El momento clave de la ultimate llegó cuando el gran favorito Serguei Bubka (CEI) hizo dos nulos sobre 5,70 y uno sobre 5,75. “Ahí ya supe que la medalla period mía y sentí un alegrón enorme. Te mentiría si digo lo contrario. La pena es que tuve el bronce con 5,75 y creo que habría saltado 5,80 si lo hubiese necesitado. Tuve la satisfacción de cumplir el único objetivo que me he puesto en serio de verdad”, recalca.

Cierta relajación

Salvo un bronce en 1998 en los Iberoamericanos, García Chico no volvió a subir a un podio internacional pese a que fue finalista en dos Mundiales bajo techo (7º en 1995 en Barcelona y 5º en 1997 en París) además de quinto también en pista cubierta en 1998 en los Europeos de Valencia. 

“Quizá después me faltaron un poco esas ganas y esa enorme ilusión que tuve en el 1992. Ahora siento nostalgia de todos aquellos años, porque period una vida muy bonita. Y eso que yo ahora soy feliz, pero firmaría mañana que se repitiese todo”, concluye.

Un enorme salto de bronce a la segunda

Javier García Chico llegó a los Juegos de Barcelona en el mejor momento de su carrera. Con 26 años recién cumplidos, había saltado meses atrás 5,77 metros en Grenoble en lo que fue su 14ª récord de España.

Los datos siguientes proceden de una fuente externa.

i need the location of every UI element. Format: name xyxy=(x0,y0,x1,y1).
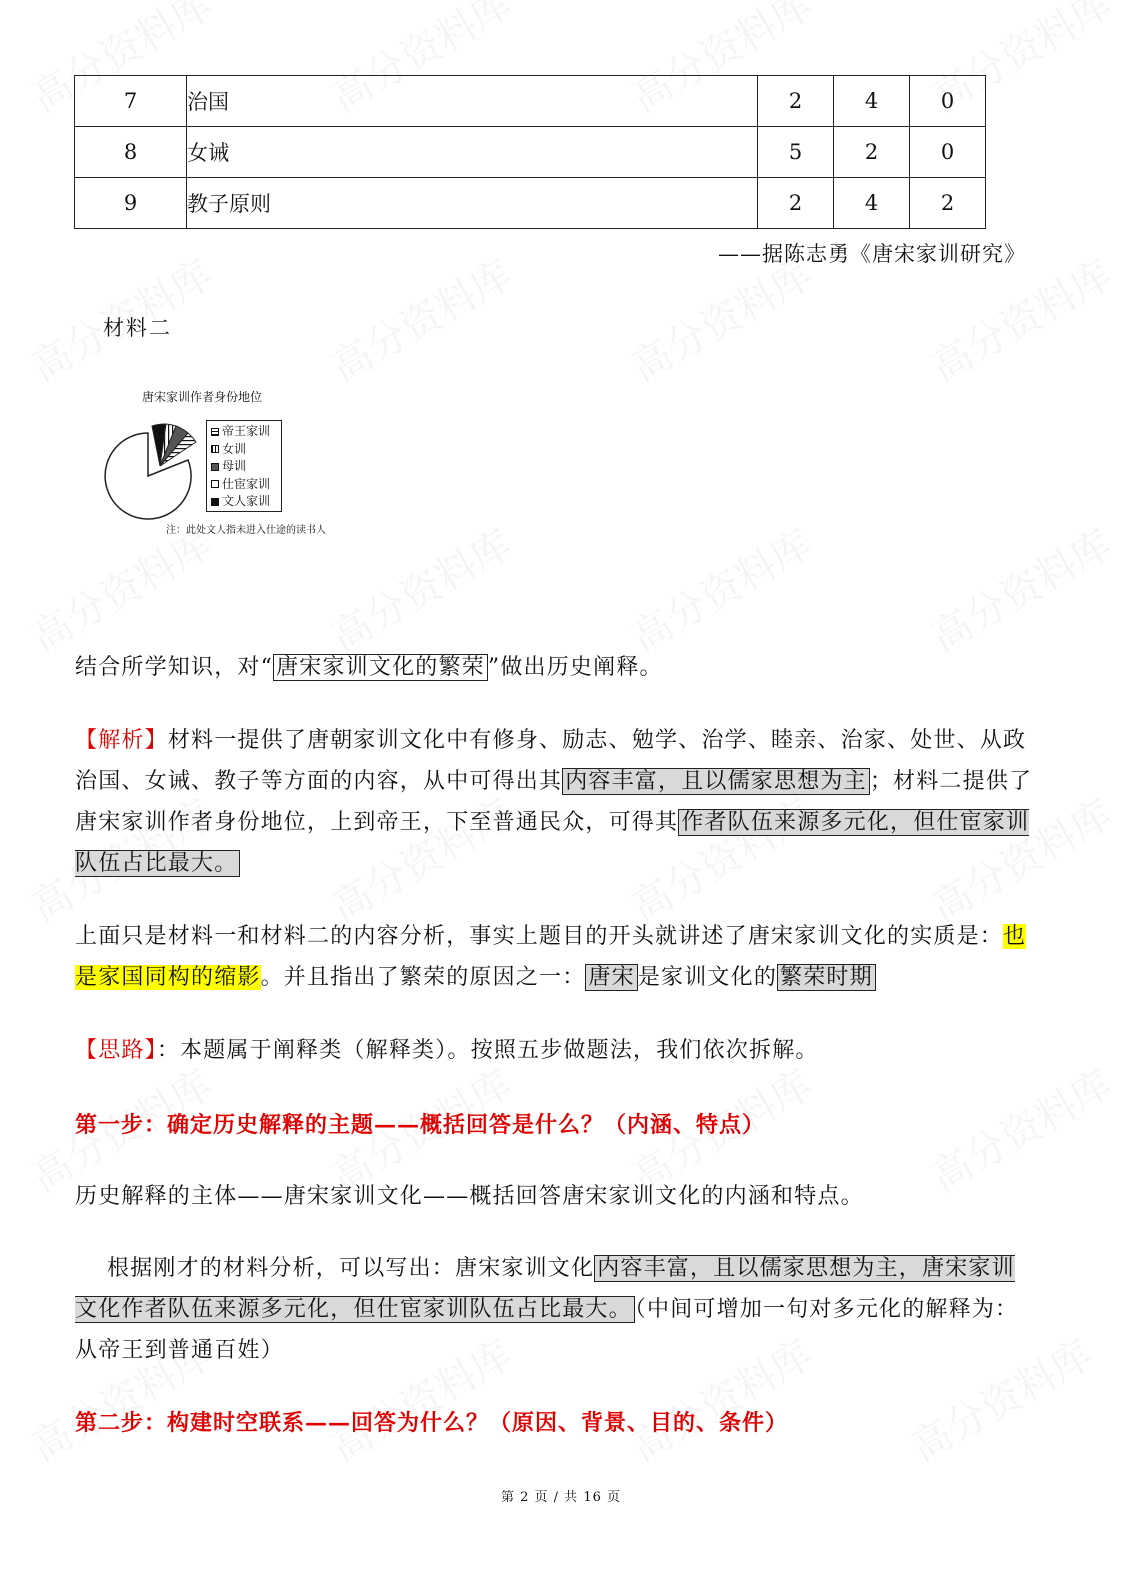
table-row xyxy=(75,178,986,229)
chart-legend xyxy=(206,420,282,512)
boxed-term: 繁荣时期 xyxy=(777,964,876,991)
page-number: 第 2 页 / 共 16 页 xyxy=(501,1490,621,1505)
chart-note: 注：此处文人指未进入仕途的读书人 xyxy=(166,525,326,536)
legend-item xyxy=(211,441,277,459)
table-row xyxy=(75,127,986,178)
boxed-term: 唐宋 xyxy=(585,964,637,991)
table-cell-value: 5 xyxy=(758,127,834,178)
watermark xyxy=(619,514,821,663)
idea-paragraph xyxy=(75,1030,1037,1071)
table-cell-index: 8 xyxy=(75,127,187,178)
table-cell-name: 教子原则 xyxy=(187,178,758,229)
analysis-tag: 【解析】 xyxy=(75,728,168,753)
essence-text: 。并且指出了繁荣的原因之一： xyxy=(260,965,586,990)
table-cell-value: 2 xyxy=(758,76,834,127)
material-heading: 材料二 xyxy=(103,316,172,340)
step-one-heading: 第一步：确定历史解释的主题——概括回答是什么？（内涵、特点） xyxy=(75,1112,766,1138)
legend-label: 母训 xyxy=(222,459,247,473)
table-cell-index: 9 xyxy=(75,178,187,229)
legend-item xyxy=(211,458,277,476)
table-cell-value: 0 xyxy=(910,76,986,127)
source-citation: ——据陈志勇《唐宋家训研究》 xyxy=(718,242,1026,266)
table-cell-index: 7 xyxy=(75,76,187,127)
table-cell-value: 2 xyxy=(910,178,986,229)
question-text: 结合所学知识，对“ xyxy=(75,655,274,680)
table-cell-name: 女诫 xyxy=(187,127,758,178)
table-cell-value: 2 xyxy=(834,127,910,178)
analysis-highlight: 作者队伍来源多元化，但仕宦家训队伍占比最大。 xyxy=(75,810,1030,876)
yellow-highlight: 也是家国同构的缩影 xyxy=(75,924,1027,990)
legend-label: 文人家训 xyxy=(222,494,271,508)
answer-highlight: 内容丰富，且以儒家思想为主，唐宋家训文化作者队伍来源多元化，但仕宦家训队伍占比最大。 xyxy=(75,1256,1015,1322)
legend-swatch xyxy=(211,445,219,453)
answer-paragraph xyxy=(75,1248,1037,1371)
watermark xyxy=(919,514,1121,663)
legend-item xyxy=(211,476,277,494)
legend-swatch xyxy=(211,428,219,436)
legend-swatch xyxy=(211,498,219,506)
legend-swatch xyxy=(211,480,219,488)
table-cell-value: 2 xyxy=(758,178,834,229)
legend-item xyxy=(211,423,277,441)
analysis-highlight: 内容丰富，且以儒家思想为主 xyxy=(562,768,870,795)
step-two-heading: 第二步：构建时空联系——回答为什么？（原因、背景、目的、条件） xyxy=(75,1410,789,1436)
subject-paragraph: 历史解释的主体——唐宋家训文化——概括回答唐宋家训文化的内涵和特点。 xyxy=(75,1184,864,1209)
legend-item xyxy=(211,493,277,511)
idea-text: ：本题属于阐释类（解释类）。按照五步做题法，我们依次拆解。 xyxy=(156,1038,819,1063)
table-row xyxy=(75,76,986,127)
table-cell-name: 治国 xyxy=(187,76,758,127)
question-paragraph xyxy=(75,647,1037,688)
analysis-text: ；材料二提供了唐宋家训作者身份地位，上到帝王，下至普通民众，可得其 xyxy=(75,769,1033,835)
essence-text: 是家训文化的 xyxy=(637,965,778,990)
chart-title: 唐宋家训作者身份地位 xyxy=(142,390,263,404)
legend-label: 女训 xyxy=(222,441,247,456)
legend-label: 仕宦家训 xyxy=(222,476,271,491)
watermark xyxy=(319,244,521,393)
legend-swatch xyxy=(211,463,219,471)
question-boxed-term: 唐宋家训文化的繁荣 xyxy=(273,654,488,681)
question-text: ”做出历史阐释。 xyxy=(487,655,663,680)
essence-paragraph xyxy=(75,916,1037,998)
analysis-paragraph xyxy=(75,720,1037,884)
analysis-text: 材料一提供了唐朝家训文化中有修身、励志、勉学、治学、睦亲、治家、处世、从政治国、女诫、教子等方面的内容，从中可得出其 xyxy=(75,728,1027,794)
answer-text: 根据刚才的材料分析，可以写出：唐宋家训文化 xyxy=(107,1256,595,1281)
content-table xyxy=(74,75,986,229)
table-cell-value: 0 xyxy=(910,127,986,178)
essence-text: 上面只是材料一和材料二的内容分析，事实上题目的开头就讲述了唐宋家训文化的实质是： xyxy=(75,924,1004,949)
table-cell-value: 4 xyxy=(834,178,910,229)
answer-text: （中间可增加一句对多元化的解释为：从帝王到普通百姓） xyxy=(75,1297,1019,1363)
table-cell-value: 4 xyxy=(834,76,910,127)
idea-tag: 【思路】 xyxy=(75,1038,157,1063)
legend-label: 帝王家训 xyxy=(222,424,271,438)
pie-chart-figure xyxy=(96,386,356,546)
pie-chart-svg xyxy=(96,408,206,538)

El 5 de agosto se pedían 5,60 para acceder a la ultimate, pero el fuerte viento complicó mucho la vida a los saltadores. Él y Alberto Ruiz saltaron a la segunda 5,50 y 5,55. Al igual que en la ultimate de altura de Tokio 2020 entre Tamberi y Barshim, hubo fumata blanca al aceptar la organización que pasasen 13.

Javier García Chico fue bronce en Barcelona en salto con pértiga

| VALENTÍ ENRICH

Dos días después, García Chico saltó a la primera 5,40, 5,60 y 5,70, algo que solo lograron el estadounidense Kory Tarpering y los rusos (bandera de la CEI) Maksim Tarasov e Igor Trandenkov mientras que Ruiz había caído en 5,50 y Bubka se dejó el tercer intento para 5,75 tras fallar dos veces sobre 5,70.

El ‘Zar’ falló y el catalán se aseguró una medalla al superar los 5,75 a la segunda y ver cómo Tarpering lo hacía a la tercera y no podía con 5,80. El oro fue para Tarasov (5,80) y la plata con la misma marca para Trandenkov (arrebató a la tercera la plata a García Chico). Fue el éxito más grande de la pértiga española.

¿Los mejores Juegos de la historia?

“En mi opinión sí y veréis por qué. Yo considero que Barcelona supuso un cambio de paradigma en cuanto a lo que son los Juegos Olímpicos. Pasaron de ser un campeonato entre comillas del mundo a convertirse en un acto extraordinario no solo de deportistas, sino también cultural, mediático… fueron otros Juegos. A partir de Barcelona, la mayoría de Juegos han ido copiando cosas que ya se hicieron allí, lo que quiere decir que fueron el referente de lo que son los Juegos Olímpicos”, explica García Chico.